In 2017, Kelly Scholars, Chung Do Kim (CLAS) and Evan Lesmez (SEAS), advanced ﬁeld testing of the effectiveness of the Madi Drop, a ceramic tablet used for water puriﬁcation, and other point-of-use water puriﬁcation strategies. With additional support for scholars and faculty, CGH invests in the continued advancement of research critical to PureMadi and MadiDrop.
2016 designees include interdisciplinary teams including undergraduate and graduate students as well as graduate nursing students focused on sensitive research. Kelly McCain and Amanda Gaylord (College of Arts and Sciences), Evelyn Stinger (School of Nursing), Catherine Reynolds (School of Engineering and Applied Science) and Courtney Hill (Doctoral candidate in Engineering) advanced an additional research component of the PureMadi research. "Baseline Testing of the Health Effects of the MadiDrop in the Limpopo Region of South Africa” assesses health metrics related to use of the MapiDrop in the Limpopo Province.
Former CGH Scholar, Sasheenie Moodley, building upon her prior Center for Global Health research, and in partnership with Vijay Edupuganti (School of Engineering and Applied Science) and Ella Shoup (College of Arts and Sciences) conducted, "Creating a Virtual Support Network (VSN) for Men Living with HIV in South Africa” which implemented technology resources as a means of increasing access to and utilization of existing resources by men living with HIV. The 2016 team of scholars built community specific resources, sensitive to the needs of users in the region.
Callie Johnson and Megan Harper, students in the College of Arts and Sciences, were the 2015 Pamela B. and Peter C. Kelly Award for Improving Health in Limpopo CGH Scholars. Building on the extensive work on the Community Health in Limpopo (CHIL) research, they worked in partnership with the Limpopo Health Department and the University of Venda to implement Motivational Interviewing training as part of the community health worker training in Limpopo. Motivational Interviewing is a counseling style focus on evoking patients’ own reasons for, concerns about, and plans for health behavior change. This project will also then explore whether MI training enhances patient care and health. Prior CHIL scholars, UVa medical students in their final year, returned to guide and support this project.
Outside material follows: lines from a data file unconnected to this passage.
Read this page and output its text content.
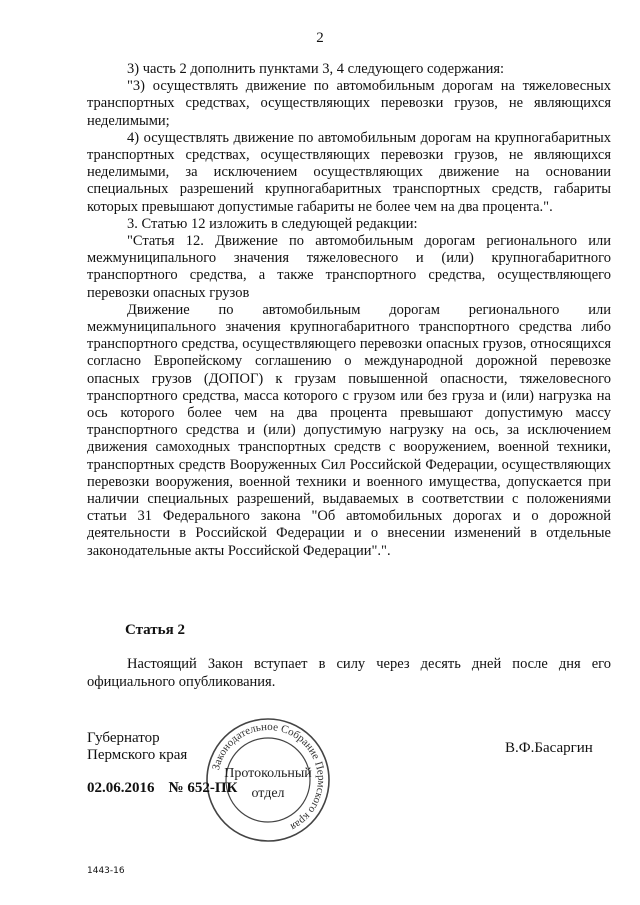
2

3) часть 2 дополнить пунктами 3, 4 следующего содержания:

"3) осуществлять движение по автомобильным дорогам на тяжеловесных транспортных средствах, осуществляющих перевозки грузов, не являющихся неделимыми;

4) осуществлять движение по автомобильным дорогам на крупногабаритных транспортных средствах, осуществляющих перевозки грузов, не являющихся неделимыми, за исключением осуществляющих движение на основании специальных разрешений крупногабаритных транспортных средств, габариты которых превышают допустимые габариты не более чем на два процента.".

3. Статью 12 изложить в следующей редакции:

"Статья 12. Движение по автомобильным дорогам регионального или межмуниципального значения тяжеловесного и (или) крупногабаритного транспортного средства, а также транспортного средства, осуществляющего перевозки опасных грузов

Движение по автомобильным дорогам регионального или межмуниципального значения крупногабаритного транспортного средства либо транспортного средства, осуществляющего перевозки опасных грузов, относящихся согласно Европейскому соглашению о международной дорожной перевозке опасных грузов (ДОПОГ) к грузам повышенной опасности, тяжеловесного транспортного средства, масса которого с грузом или без груза и (или) нагрузка на ось которого более чем на два процента превышают допустимую массу транспортного средства и (или) допустимую нагрузку на ось, за исключением движения самоходных транспортных средств с вооружением, военной техники, транспортных средств Вооруженных Сил Российской Федерации, осуществляющих перевозки вооружения, военной техники и военного имущества, допускается при наличии специальных разрешений, выдаваемых в соответствии с положениями статьи 31 Федерального закона "Об автомобильных дорогах и о дорожной деятельности в Российской Федерации и о внесении изменений в отдельные законодательные акты Российской Федерации".".

Статья 2

Настоящий Закон вступает в силу через десять дней после дня его официального опубликования.

Губернатор
Пермского края	В.Ф.Басаргин
Законодательное Собрание Пермского края
Протокольный
отдел
02.06.2016 № 652-ПК
1443-16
In 2014, support was directed to continue the further development of water filters, specifically, the long-term testing of ceramic water treatment technologies. Chloe Rento, Veronica Son and Sydney Turner, School of Engineering and Applied Sciences students are the designees.
In 2013, Margaret Wightman and Christina Luckett, School of Nursing, Clinical Nurse Leader Masters candidates, were designated as the Pamela B. and Peter C. Kelly Center for Global Health Scholars. They worked in concert with an interprofessional team of faculty and students from the University of Virginia Schools of Medicine and Nursing and with local leadership in Limpopo to create community health worker curricula.
In 2012, Carly Krause, in the School of Civil and Environmental Engineering, continued the feasibility studies for point of use water filters but focused on chemical disinfectants which would make them sustainable, safe sources of improved quality water.
In 2011, CLAS student, Molly Tyeryar was awarded support for her project to assess the market for point of use water filters made from indigenous clay. Her work was conducted in tandem with University of Venda student partners. All work was conducted in the Limpopo Province in South Africa.